Calcite mineralization by biofilms is, however, a complicated process. It is connected with highly reactive substances that cyanobacteria exude outside their cell walls. Depending on their degree of ordering and the supply of calcium ions, these substances control the manner in which calcium carbonate precipitates. The detailed biochemistry and the form of calcite biofilms obtained by study of modern cyanobacteria in different watery environments has allowed Gernot Arp and co-workers at the University of Göttingen to evaluate varying calcium and CO2 concentrations in ocean water since 540 Ma, and suggest differences in Precambrian oceans (Arp, G. et al. 2001. Photosynthesis-induced biofilm calcification and calcium concentrations in Phanerozoic oceans. Science, v. 292, p. 1701-1704).
Their studies suggest that up to the Cretaceous, the Phanerozoic oceans must have had higher calcium contents than they do today. Microbial reefs formed in that period preserve details of the “blue-green’s” cell structure, suggesting that calcite was nucleated directly by the extracellular substances. Vast burial of the calcite shells of planktonic metazoan organisms to form the Chalk deposits of Cretaceous age reduced very high levels to give the calcium-depleted oceans that prevailed during the Cainozoic.
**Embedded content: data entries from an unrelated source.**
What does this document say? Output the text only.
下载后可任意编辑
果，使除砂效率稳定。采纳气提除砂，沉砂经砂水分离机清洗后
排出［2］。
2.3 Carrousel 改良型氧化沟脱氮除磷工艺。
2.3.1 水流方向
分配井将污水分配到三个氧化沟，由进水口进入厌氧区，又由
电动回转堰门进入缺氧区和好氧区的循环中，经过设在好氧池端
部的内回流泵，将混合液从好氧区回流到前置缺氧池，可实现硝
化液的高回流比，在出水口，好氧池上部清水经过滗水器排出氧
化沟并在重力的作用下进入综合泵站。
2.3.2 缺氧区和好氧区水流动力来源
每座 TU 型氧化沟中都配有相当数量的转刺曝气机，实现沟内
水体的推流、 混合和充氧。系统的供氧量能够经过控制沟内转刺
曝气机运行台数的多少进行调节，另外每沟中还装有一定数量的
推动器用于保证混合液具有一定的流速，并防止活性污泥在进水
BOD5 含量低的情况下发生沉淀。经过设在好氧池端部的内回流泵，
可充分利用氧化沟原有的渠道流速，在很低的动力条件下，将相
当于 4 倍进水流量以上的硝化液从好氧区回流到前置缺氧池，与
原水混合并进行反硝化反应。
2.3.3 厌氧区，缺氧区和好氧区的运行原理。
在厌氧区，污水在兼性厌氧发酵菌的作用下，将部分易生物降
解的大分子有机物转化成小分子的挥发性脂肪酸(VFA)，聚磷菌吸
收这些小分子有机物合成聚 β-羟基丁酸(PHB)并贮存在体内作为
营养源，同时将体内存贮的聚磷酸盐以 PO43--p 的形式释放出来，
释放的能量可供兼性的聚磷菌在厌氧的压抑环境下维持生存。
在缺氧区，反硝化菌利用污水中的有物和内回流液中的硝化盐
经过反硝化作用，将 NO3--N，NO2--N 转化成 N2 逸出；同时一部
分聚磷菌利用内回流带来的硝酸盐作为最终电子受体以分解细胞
Microbial carbonates of these younger ages show no structure. The stromatolites that are so characteristic of Precambrian limestones are stuctureless too, although they show evidence of progressive build-up from myriads of thin layers. Irrespective of the Precambrian oceans’ calcium content, this lack of structure can be explained by more dissolved CO2 that resulted from its higher concentration in the atmosphere. About 700-750 Ma ago, stromatolites that contain calcified cyanobacterial cells appear, and that may signify the massive drawdown of CO2 from the atmosphere that is implicated in creating icehouse conditions on a global scale during the late Proterozoic Aeon.